On each of these actions, the statistics are generated and stored in the database. In a real system, this would probably be triggered periodically instead of from ActiveRecord callbacks, but I felt that this was acceptable as a demonstration system.

When the statistics are generated, the system analyzes the database table to determine which fields are classes and which are attributes. Right now, the system considers any column that is a string type to hold classifications and any column that is a float or integer to hold attributes. In a real system, we would probably want to allow the columns to be specified either in code or by the user.

The statistics are displayed on the “Statistics” page. They are automatically broken down by table, classification field, and attribute fields.

Data is predicted using the Bayesian Classifier on the ‘Categorize’ page. Since the statistics are stored, the statistics need to be looked up in the database and fed to the formulas along with the target data. The user can enter data into all, some, or none of the form fields. The system will make its best guess based on the available data. If no data is entered, the function degenerates into the single probability of the classes and the class with the most entries is always chosen.

Data Importation

The Census Bureau was fortunate enough to salvage some completed survey records that include the gender of the respondents, so all we need is a task to import this data into the database. The app must allow developers to import records by reading JSON files from the command-line. The import task to accomplish this must also be tested to ensure it behaves as expected.
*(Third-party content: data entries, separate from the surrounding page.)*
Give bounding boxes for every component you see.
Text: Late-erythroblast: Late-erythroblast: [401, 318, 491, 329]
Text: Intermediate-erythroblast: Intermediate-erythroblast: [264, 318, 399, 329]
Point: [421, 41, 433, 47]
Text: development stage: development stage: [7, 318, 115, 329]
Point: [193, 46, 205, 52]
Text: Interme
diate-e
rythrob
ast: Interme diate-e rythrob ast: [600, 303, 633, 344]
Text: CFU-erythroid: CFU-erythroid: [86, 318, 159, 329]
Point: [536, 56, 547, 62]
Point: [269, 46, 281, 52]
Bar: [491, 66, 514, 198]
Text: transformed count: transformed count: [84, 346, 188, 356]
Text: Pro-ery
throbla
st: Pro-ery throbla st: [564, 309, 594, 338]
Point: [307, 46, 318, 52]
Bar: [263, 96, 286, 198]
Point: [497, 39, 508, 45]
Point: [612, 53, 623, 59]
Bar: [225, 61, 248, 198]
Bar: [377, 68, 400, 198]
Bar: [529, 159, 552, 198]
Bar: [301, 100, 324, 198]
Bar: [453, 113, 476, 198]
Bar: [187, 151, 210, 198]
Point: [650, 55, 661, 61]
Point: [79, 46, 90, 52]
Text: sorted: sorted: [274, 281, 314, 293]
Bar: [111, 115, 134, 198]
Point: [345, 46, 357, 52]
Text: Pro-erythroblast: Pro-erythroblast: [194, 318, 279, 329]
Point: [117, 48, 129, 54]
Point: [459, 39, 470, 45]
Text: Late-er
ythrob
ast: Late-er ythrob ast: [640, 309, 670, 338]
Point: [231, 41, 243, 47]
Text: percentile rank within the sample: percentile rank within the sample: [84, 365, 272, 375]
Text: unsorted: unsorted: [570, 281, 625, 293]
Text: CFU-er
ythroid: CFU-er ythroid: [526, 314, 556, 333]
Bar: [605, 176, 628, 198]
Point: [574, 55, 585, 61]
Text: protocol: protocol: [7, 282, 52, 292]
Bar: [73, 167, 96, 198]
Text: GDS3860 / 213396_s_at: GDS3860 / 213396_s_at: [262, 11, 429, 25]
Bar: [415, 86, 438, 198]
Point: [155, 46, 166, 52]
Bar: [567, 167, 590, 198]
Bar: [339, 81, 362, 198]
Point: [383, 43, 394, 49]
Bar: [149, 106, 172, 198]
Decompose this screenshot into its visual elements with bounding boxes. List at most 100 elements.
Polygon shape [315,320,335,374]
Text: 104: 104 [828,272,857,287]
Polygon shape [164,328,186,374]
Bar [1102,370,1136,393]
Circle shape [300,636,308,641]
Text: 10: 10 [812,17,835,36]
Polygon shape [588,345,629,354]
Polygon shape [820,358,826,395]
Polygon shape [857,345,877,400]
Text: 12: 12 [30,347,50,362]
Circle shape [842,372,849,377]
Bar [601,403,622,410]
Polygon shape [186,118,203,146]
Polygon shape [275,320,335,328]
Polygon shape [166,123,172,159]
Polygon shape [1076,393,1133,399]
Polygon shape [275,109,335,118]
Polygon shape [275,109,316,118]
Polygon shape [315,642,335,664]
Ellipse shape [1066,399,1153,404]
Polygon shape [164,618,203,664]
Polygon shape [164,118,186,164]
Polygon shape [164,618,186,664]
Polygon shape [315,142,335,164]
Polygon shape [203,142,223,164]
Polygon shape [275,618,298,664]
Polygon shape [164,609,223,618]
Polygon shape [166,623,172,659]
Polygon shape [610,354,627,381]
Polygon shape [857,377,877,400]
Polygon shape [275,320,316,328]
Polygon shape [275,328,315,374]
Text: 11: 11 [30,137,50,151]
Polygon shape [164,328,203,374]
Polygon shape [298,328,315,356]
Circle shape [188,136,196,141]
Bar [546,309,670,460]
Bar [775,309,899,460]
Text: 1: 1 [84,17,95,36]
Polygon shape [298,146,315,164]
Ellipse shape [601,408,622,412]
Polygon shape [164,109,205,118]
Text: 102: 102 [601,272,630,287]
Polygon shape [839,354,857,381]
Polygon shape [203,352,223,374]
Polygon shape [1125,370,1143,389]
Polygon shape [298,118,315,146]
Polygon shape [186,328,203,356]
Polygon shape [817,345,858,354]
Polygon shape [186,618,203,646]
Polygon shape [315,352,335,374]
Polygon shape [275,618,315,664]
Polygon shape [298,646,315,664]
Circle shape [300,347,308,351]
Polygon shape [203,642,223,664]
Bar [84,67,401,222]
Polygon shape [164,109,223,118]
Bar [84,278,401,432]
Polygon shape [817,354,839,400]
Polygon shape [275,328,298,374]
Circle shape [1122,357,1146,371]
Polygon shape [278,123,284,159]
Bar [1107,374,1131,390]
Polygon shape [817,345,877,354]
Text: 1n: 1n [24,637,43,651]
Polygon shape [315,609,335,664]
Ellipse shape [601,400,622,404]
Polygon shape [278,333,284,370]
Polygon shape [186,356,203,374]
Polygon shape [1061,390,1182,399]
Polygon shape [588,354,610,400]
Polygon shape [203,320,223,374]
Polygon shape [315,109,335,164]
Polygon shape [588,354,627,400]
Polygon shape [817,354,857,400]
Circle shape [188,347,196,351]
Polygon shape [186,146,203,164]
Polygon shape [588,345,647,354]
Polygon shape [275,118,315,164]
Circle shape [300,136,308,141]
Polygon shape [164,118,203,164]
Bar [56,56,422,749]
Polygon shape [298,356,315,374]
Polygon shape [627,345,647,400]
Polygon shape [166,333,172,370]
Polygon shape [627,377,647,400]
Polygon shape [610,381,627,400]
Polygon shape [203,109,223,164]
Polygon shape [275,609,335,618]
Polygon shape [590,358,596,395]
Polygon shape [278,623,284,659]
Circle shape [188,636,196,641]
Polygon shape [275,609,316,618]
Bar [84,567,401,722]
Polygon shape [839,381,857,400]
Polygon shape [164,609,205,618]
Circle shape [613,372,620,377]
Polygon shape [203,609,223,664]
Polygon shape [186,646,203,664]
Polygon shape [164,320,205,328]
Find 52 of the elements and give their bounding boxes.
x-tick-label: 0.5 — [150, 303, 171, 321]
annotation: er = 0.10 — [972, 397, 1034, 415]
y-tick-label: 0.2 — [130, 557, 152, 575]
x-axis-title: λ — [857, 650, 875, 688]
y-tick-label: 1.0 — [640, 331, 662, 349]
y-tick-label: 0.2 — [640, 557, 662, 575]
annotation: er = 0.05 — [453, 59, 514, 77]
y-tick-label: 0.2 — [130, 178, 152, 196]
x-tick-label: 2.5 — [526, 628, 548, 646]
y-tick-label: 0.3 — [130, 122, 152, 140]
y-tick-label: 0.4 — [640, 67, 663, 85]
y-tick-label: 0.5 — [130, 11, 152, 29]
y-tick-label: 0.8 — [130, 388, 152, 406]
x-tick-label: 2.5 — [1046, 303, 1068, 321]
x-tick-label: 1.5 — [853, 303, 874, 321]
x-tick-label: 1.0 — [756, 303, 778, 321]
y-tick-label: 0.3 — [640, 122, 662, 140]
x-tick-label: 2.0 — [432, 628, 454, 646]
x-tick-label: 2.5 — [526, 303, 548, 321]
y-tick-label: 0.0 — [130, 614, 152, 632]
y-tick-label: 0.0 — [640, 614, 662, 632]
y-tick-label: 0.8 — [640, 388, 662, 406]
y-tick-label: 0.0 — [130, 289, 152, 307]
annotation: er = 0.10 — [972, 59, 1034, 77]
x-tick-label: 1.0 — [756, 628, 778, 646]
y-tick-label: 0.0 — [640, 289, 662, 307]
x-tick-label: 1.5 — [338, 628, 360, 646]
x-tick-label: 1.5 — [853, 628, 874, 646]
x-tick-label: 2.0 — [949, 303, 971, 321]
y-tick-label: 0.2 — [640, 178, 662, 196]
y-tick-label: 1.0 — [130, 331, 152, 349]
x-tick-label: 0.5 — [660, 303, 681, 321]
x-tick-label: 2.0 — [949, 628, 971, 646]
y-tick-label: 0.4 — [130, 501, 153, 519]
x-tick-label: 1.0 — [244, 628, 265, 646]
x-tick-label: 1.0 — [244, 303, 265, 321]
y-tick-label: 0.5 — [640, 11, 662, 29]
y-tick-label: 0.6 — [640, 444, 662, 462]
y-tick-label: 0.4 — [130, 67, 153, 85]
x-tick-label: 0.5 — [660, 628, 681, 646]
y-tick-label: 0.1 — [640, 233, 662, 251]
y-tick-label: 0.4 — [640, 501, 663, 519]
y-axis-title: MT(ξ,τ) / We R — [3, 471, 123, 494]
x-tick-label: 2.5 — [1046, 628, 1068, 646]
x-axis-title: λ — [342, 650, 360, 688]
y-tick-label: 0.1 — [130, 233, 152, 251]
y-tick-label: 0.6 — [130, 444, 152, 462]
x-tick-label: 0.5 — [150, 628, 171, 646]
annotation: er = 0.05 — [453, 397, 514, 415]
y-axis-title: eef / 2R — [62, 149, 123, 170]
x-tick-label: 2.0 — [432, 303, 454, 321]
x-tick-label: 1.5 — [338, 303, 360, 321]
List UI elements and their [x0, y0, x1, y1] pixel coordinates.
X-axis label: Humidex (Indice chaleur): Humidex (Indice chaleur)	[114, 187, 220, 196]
The import task must meet the following requirements:

  • It can be invoked from the command-line like so: ‘bundle exec rake training_data:import`

  • It requires a single command-line argument pointing to the JSON file containing the training data

  • It imports the data from the file into the app database using raw SQL inserts

Assumptions

There are several assumptions that were made in order to implement this project.

  • The database already contains data when the import occurs.

  • The import data will be given in valid JSON format. Please note that the data at gist.github.com/kconarro14/52f2f6d497817f430b7e is not valid JSON (the closing bracket at line 24 should not have a comma after it; the comma should be after the closing bracket at line 25). A valid sample JSON of the sample data is at gist.github.com/wcmonty/e00b663d38f67fb49175 .

  • The file could be in the local filesystem or could be located at a URI. The system should fetch a remote file if a valid URI is given with the protocol set to ‘http’ or ‘https’. Otherwise, the filename is treated like a local file.

  • The height is given in feet in decimal notation. The system converts this to integer inches due to a previous specification that the system can store the height as an integer.

  • The weight is given in pounds in decimal notation. The system converts this to integer pounds due to a previous specification that the system can store the height as an integer.

  • The height or weight can be missing from imported records, either because the key in the imported JSON is missing or is set to null.

  • The import data may contain ids. These ids can be safely ignored, considering that there could be conflicting records currently in the database.

  • The data should either all be imported or none should be imported in the case of an error.

  • The statistics should not be generated until after all of the data is imported.

  • The rake task should be implemented for development, test, and production environments. The development and test environments use the SQLite, while production uses PostgreSQL.